Gerçeklerin yerini algılar, bilginin yerini zanlar ve malumat, iletilen dinin yerini üretilmiş yeni ve farklı din almış, kuşatmış durumda çoktandır! Birçok noktada kırılmalar yaşanmış, yaşanmaya da devam ediliyor! Dahası kopuşlar! Modern etkiler, yukarıda bahsedilen teknolojik lokomotiflik etkisi altında endoktrinasyon ameliyesi yeni renkler, türedi yöntemler getiriyor olsa da aslen, geleneğin taşıyıcılığı, kuşatıcılığı, aşılayıcılığı daha bir belirginidir. Tabii tersine! Ne de olsa bizdendir! İçtendir, içimizdendir! Öteki değil berikidir! Şeytanın Allah adına/diyerek kandırması daha kolaydır! Adı üstünde ‘gelen’ ve ‘ek’ değil mi? Ekleme ve eksiltme!

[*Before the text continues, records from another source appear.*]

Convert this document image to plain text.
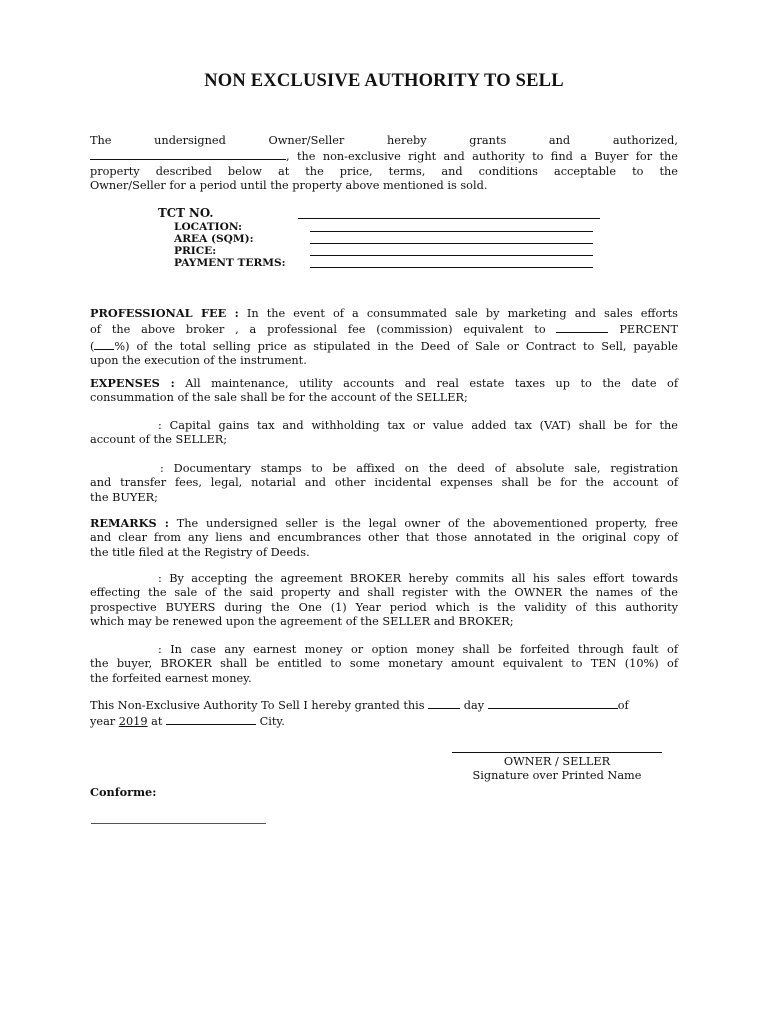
NON EXCLUSIVE AUTHORITY TO SELL
The	undersigned	Owner/Seller	hereby	grants	and	authorized,
, the non-exclusive right and authority to find a Buyer for the
property described below at the price, terms, and conditions acceptable to the
Owner/Seller for a period until the property above mentioned is sold.
TCT NO.
LOCATION:
AREA (SQM):
PRICE:
PAYMENT TERMS:
PROFESSIONAL FEE : In the event of a consummated sale by marketing and sales efforts
of the above broker , a professional fee (commission) equivalent to	PERCENT
( %) of the total selling price as stipulated in the Deed of Sale or Contract to Sell, payable
upon the execution of the instrument.
EXPENSES : All maintenance, utility accounts and real estate taxes up to the date of
consummation of the sale shall be for the account of the SELLER;
: Capital gains tax and withholding tax or value added tax (VAT) shall be for the
account of the SELLER;
: Documentary stamps to be affixed on the deed of absolute sale, registration
and transfer fees, legal, notarial and other incidental expenses shall be for the account of
the BUYER;
REMARKS : The undersigned seller is the legal owner of the abovementioned property, free
and clear from any liens and encumbrances other that those annotated in the original copy of
the title filed at the Registry of Deeds.
: By accepting the agreement BROKER hereby commits all his sales effort towards
effecting the sale of the said property and shall register with the OWNER the names of the
prospective BUYERS during the One (1) Year period which is the validity of this authority
which may be renewed upon the agreement of the SELLER and BROKER;
: In case any earnest money or option money shall be forfeited through fault of
the buyer, BROKER shall be entitled to some monetary amount equivalent to TEN (10%) of
the forfeited earnest money.
This Non-Exclusive Authority To Sell I hereby granted this	day	of
year 2019 at	City.
OWNER / SELLER
Signature over Printed Name
Conforme:
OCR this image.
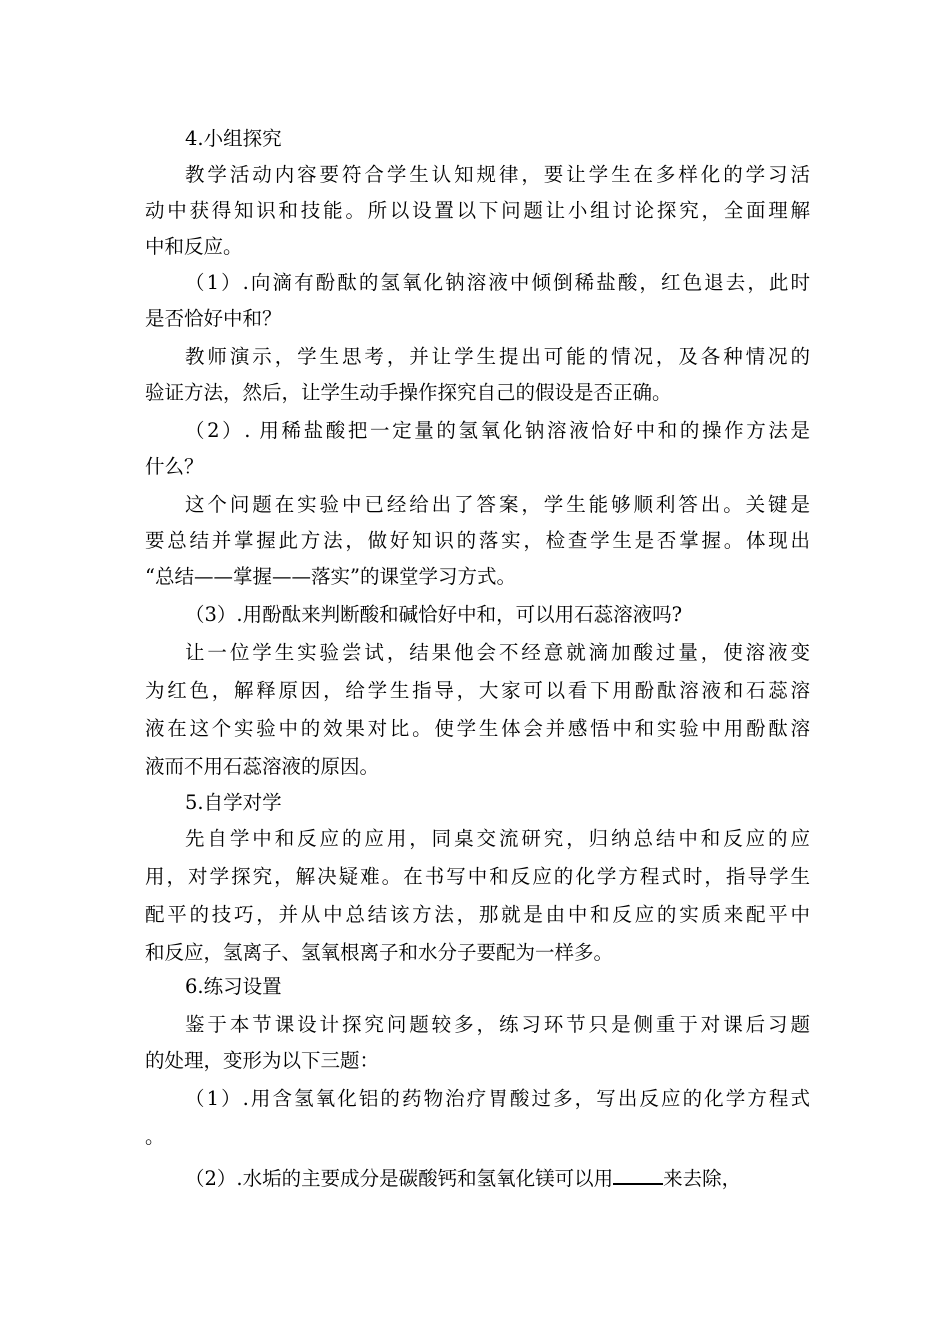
4.小组探究
教学活动内容要符合学生认知规律，要让学生在多样化的学习活
动中获得知识和技能。所以设置以下问题让小组讨论探究，全面理解
中和反应。
（1）.向滴有酚酞的氢氧化钠溶液中倾倒稀盐酸，红色退去，此时
是否恰好中和？
教师演示，学生思考，并让学生提出可能的情况，及各种情况的
验证方法，然后，让学生动手操作探究自己的假设是否正确。
（2）. 用稀盐酸把一定量的氢氧化钠溶液恰好中和的操作方法是
什么？
这个问题在实验中已经给出了答案，学生能够顺利答出。关键是
要总结并掌握此方法，做好知识的落实，检查学生是否掌握。体现出
“总结——掌握——落实”的课堂学习方式。
（3）.用酚酞来判断酸和碱恰好中和，可以用石蕊溶液吗?
让一位学生实验尝试，结果他会不经意就滴加酸过量，使溶液变
为红色，解释原因，给学生指导，大家可以看下用酚酞溶液和石蕊溶
液在这个实验中的效果对比。使学生体会并感悟中和实验中用酚酞溶
液而不用石蕊溶液的原因。
5.自学对学
先自学中和反应的应用，同桌交流研究，归纳总结中和反应的应
用，对学探究，解决疑难。在书写中和反应的化学方程式时，指导学生
配平的技巧，并从中总结该方法，那就是由中和反应的实质来配平中
和反应，氢离子、氢氧根离子和水分子要配为一样多。
6.练习设置
鉴于本节课设计探究问题较多，练习环节只是侧重于对课后习题
的处理，变形为以下三题：
（1）.用含氢氧化铝的药物治疗胃酸过多，写出反应的化学方程式
。
（2）.水垢的主要成分是碳酸钙和氢氧化镁可以用	来去除，
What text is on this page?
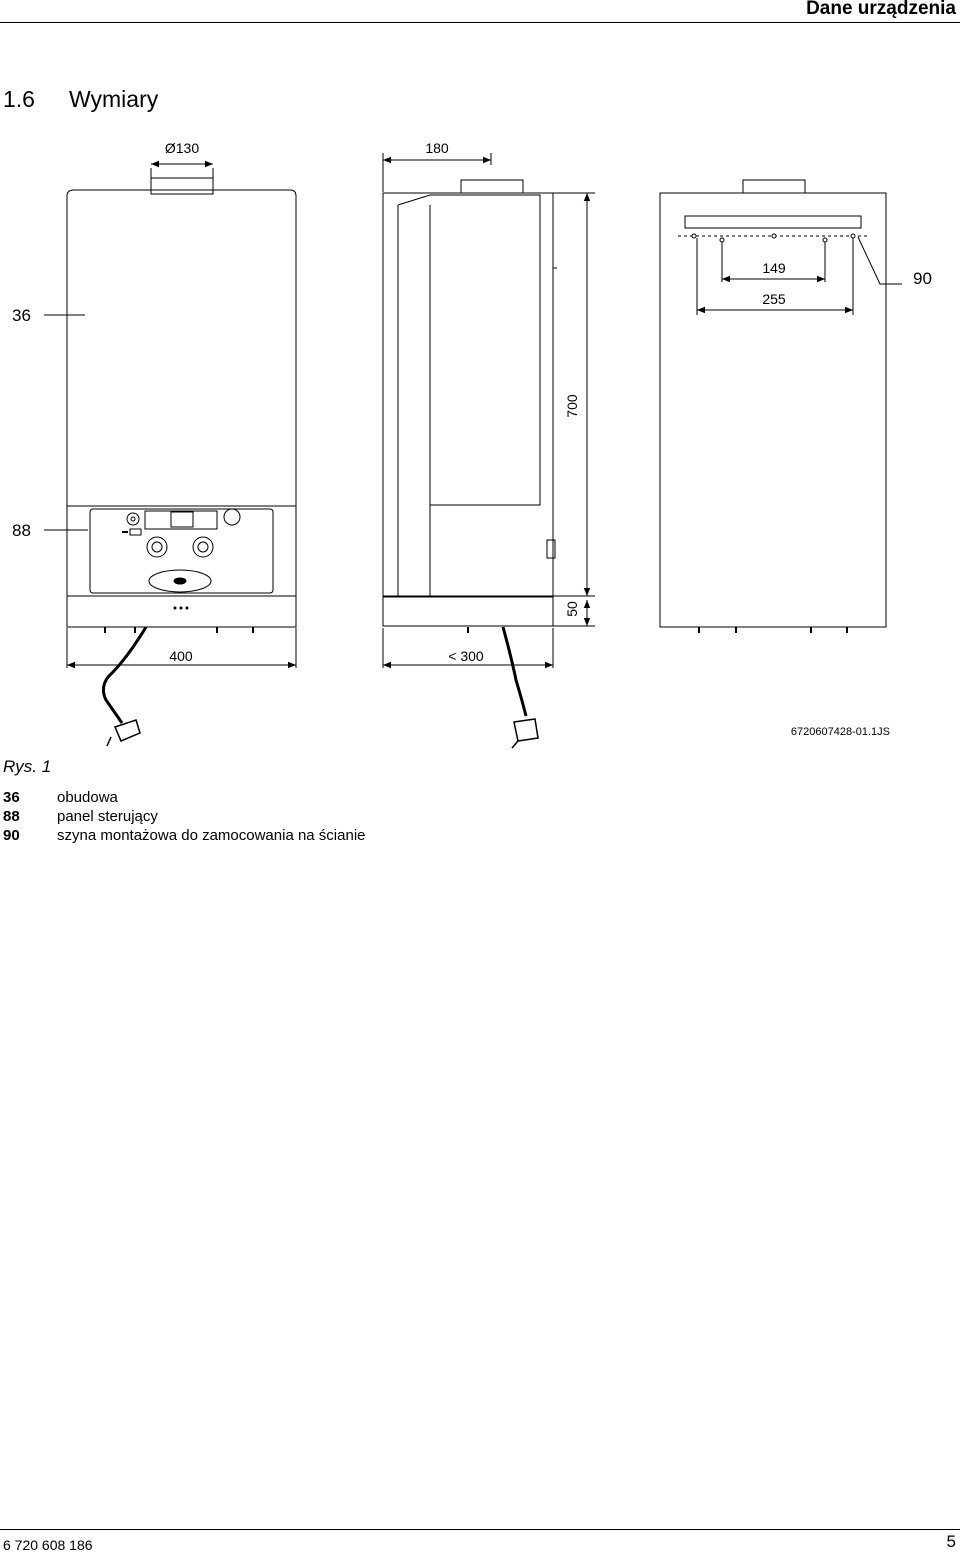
Dane urządzenia
1.6 Wymiary
Ø130	180
700
50
400	< 300
149
255
36
88
90
6720607428-01.1JS
Rys. 1
36	obudowa
88	panel sterujący
90	szyna montażowa do zamocowania na ścianie
6 720 608 186	5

Zam ve ıskonto! Ama kimin, ne haddine, belli değil? Kim, kimden, ne adına berat almış, o da belli değil! Gerçi minareyi çalan kılıfı da hazırlar ya; ‘Alimler nebilerin varisleridir!’ ne de olsa, değil mi?! Elçiye de değil; nebiye! Ortada ‘alim’ olsa ona da amenna! Sadece nam çalmak, nemalanmak söz konusu! Nerede toplumu çekip çevirmek, önderlik etmek, sorumluluklarına kılavuzluk etmek?! Kılavuzu karga olanın..! Kendi himmete muhtaç dede…! Kur’anın ‘bel’am ve samiri’ tipolojileri hazır şablon; ama ölçüp biçen yok! Zaten bu sistem aklın emanetliği üzerinden yürümüyor mu?! Ondan sonra; yürüt yürütebildiğin, sömür sömürebildiğin kadar! Bugün cemaat adı altında ‘cemadat/akılsız şeyler topluluğu’ formu işliyor! İşletmecilik bu formla sürdürülüyor, defterler dürülüyor! Kitaba uyma adına işler kitabına uyduruluyor! Sahih olanın da bir gelenekle, şahitlikle ve yaşanarak aktarılması söz konusu olsa da tamamen farklı bir olgu! Doğrunun muhafazası ile muhafazakarlık olgularının tamamen farklı oluşu gibi…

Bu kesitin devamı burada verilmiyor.